Saturday, December 22, 2012

Enjoying the moment

This month has been full of sleeplessness nights and one cold after another. I fell ill and managed to get better and two days later I became sick again. All the while December has arrived bringing with it my favorite holiday, Christmas. There are many things that I like to do for Christmas like baking cookies to take to friends and neighbors, decorating, and making gifts. Unfortunately I haven't really been able to do hardly any of these things. We only managed to get the tree up two weeks before Christmas and didn't decorate it until one week before.

It has been hectic and chaotic and I have hardly gotten anything done that I was planning on this year. Things that I especially wanted to do since this is our babies first Christmas.
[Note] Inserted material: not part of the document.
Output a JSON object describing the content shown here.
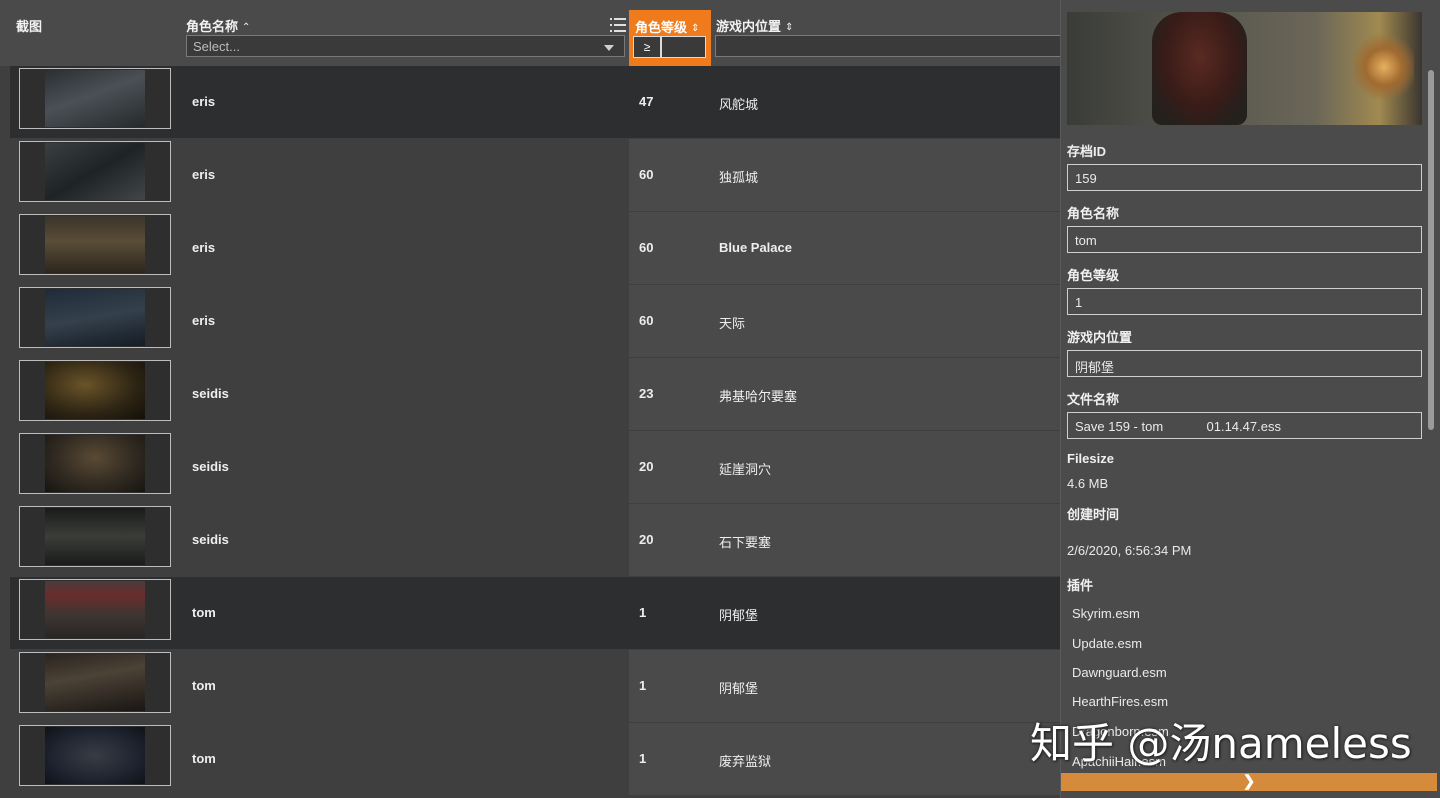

Now she is not even two months old and I know that she doesn't even know what's going on let alone her remembering any of it, but I really wanted to do it. I wanted to create these memories for myself and the rest of my family. Everything I hoped to accomplish is not done and everyday has kind of passed me by in one big blur. I can't help but wonder where the time went.

Even though I didn't get to do the other things that would have been wonderful, I do have some special moments that have made me smile and my heart happy. I heard my baby girl laugh for the first time. I heard my boys laugh and play in the morning rather than argue and fight, which has been the usual routine lately. My husband wrestling and playing with our boys. My two girls cuddled up with each other.

This Christmas has not been what I had planned but it has been full of small and meaningful moments. Moments that could easily pass me by if I were too busy lamenting over what I didn't get, do, or have. Christmas isn't about what you have bought or what you planned to do. Christmas is about love. So if you aren't loving what you are doing in the giving or the planning it's time to rethink how you are spending your Christmas.

When next year comes around what will your memories of this Christmas be full of; stress and chaos or love and kindness?